My Patron and Mentor, Lowell Lebermann 1939-2009

Even though it has been a decade since I wrote my last play, my friend Lowell would always greet me with, “Hello, Playwright.” That’s because he was my patron. Lowell Lebermann passed away in Aspen this week, and like a lot of Austinites it has taken me a while to tabulate just how great an impact he had on my life.

When I met Lowell I was a teenager on my first visit to Austin at his invitation (full disclosure, I was dating his step-daughter). I was taken by both the city and the man. He was a great storyteller, but he was a great listener as well. Maybe it was a function of his blindness that made him so interested in the stories of the people he would meet, but personal history and narrative was of primary importance to him. And I was never short on stories. So I guess that may be why he asked if I would be interested in working for him.

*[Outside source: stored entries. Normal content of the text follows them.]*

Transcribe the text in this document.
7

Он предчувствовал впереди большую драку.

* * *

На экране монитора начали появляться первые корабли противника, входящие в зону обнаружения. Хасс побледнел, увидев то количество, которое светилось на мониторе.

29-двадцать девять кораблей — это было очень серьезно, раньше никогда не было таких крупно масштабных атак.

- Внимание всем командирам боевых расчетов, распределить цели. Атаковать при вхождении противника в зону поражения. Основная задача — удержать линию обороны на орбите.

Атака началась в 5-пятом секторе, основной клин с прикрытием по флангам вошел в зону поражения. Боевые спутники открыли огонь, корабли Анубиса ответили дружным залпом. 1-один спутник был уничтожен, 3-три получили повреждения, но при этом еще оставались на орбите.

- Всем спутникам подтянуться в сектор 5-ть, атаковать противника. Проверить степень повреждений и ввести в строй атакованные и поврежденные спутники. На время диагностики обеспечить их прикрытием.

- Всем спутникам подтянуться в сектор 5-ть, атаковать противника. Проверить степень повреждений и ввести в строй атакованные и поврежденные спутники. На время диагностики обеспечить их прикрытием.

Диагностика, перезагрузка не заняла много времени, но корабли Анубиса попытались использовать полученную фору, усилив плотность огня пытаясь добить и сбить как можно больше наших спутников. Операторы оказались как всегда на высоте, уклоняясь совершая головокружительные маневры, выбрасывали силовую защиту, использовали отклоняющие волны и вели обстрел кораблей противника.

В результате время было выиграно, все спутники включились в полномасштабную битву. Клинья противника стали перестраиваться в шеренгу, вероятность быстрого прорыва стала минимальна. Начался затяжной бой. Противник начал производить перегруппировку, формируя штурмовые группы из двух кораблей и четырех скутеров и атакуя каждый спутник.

So during my college years, whenever I was on a break from classes I would come to Austin and work as an “Aide.” There were always a couple of recent college grads on staff (usually from Lowell’s UT frat, KA) that arranged travel, drove, read correspondence, guided, and generally assisted the man as he moved about the world. And that is exactly what he did. I never made one of the astonishing international trips with Lowell, but I do remember lobbying politicians in DC and rubbing elbows with the stars at the Sundance Institute (Lowell was a board member). He was always on the move in Austin and beyond, and it was an aide’s job to get him where he was going.

Most aides worked full time for a couple of years, then rotated off, their service complete, but I lucked into an extended stay. When I returned to Austin a couple of years after college to get my MFA at the University of Texas, Lowell invited me to live in what would become known as “the garrett” — the third floor loft of his magnificent West Austin home. For almost a year I concealed my living arrangements from my starving artist colleagues at UT, a bit embarrassed by how posh I had it. Maid service. Chef prepared meals. A stocked beer fridge (did I mention Lowell was the Miller distributor for Central Texas). In return I was expected to do some reading. Hang out. Be available for conversation. Tough life.

I remember in the spring of that first year in grad school; Lowell decided that I should come clean with my fellow students in a big way. When all my hippie writer friends showed up at the door of Lowell’s mansion the night of the party, there was Chef Donald in his crisp whites offering canapes. We had a blast sipping wine and goofing

I remember in the spring of that first year in grad school; Lowell decided that I should come clean with my fellow students in a big way. When all my hippie writer friends showed up at the door of Lowell’s mansion the night of the party, there was Chef Donald in his crisp whites offering canapes. We had a blast sipping wine and goofing in the big back yard, playing at being literary lions.

The party was classic Lowell style. And the style was part of what Lowell passed on to the young men that worked for him — a classic, old world, Southern Gentleman style that we don’t see much of any more. From Lowell you learned a lot about the art of living: about food and wine, about entertaining, about the practice of politics and business at the highest levels. But most importantly, we all learned about the things Lowell valued most, loyalty to friends and dedication to service.

Managing Lowell’s calendar was an exercise in tracking selflessness. How many more charity events and boards and benefit parties can we cram in? As many as possible as long as it does not come at the expense of celebrating friends, and honoring requests for help and advice.

I was often the beneficiary of this advice. For me, every major life decision was approached via a dinner prepared by Chef Donald at Lowell’s house to ask my patron his opinion. I remember one panicky moment when I was sure that writing was a dead end and it was time to pack it up and go to law school. Lowell found that notion pretty amusing. He was always incredibly generous with his time with me, a treasure I now appreciate to an even greater degree.

I doubt I’ll be able to make it to Lowell’s memorial service at the LBJ Library on Thursday, which pains me. Chance has it that this week, I’m with my family in a rustic house on an island off the east coast. The remoteness has always been a selling point, but it make a quick trip home impossible, so barring a miracle (involving a private jet) I’ll miss it. I’m not sure how I’m going to square this with the loyalty that Lowell taught me. I hope he would have understood. He met my kids, thankfully. So I think he would.

My thoughts are with Jenny and Henry, Donald, Cindy and all the folks at Centex, and all the “Aide” alums. As Lowell would say, “pax vobiscum.”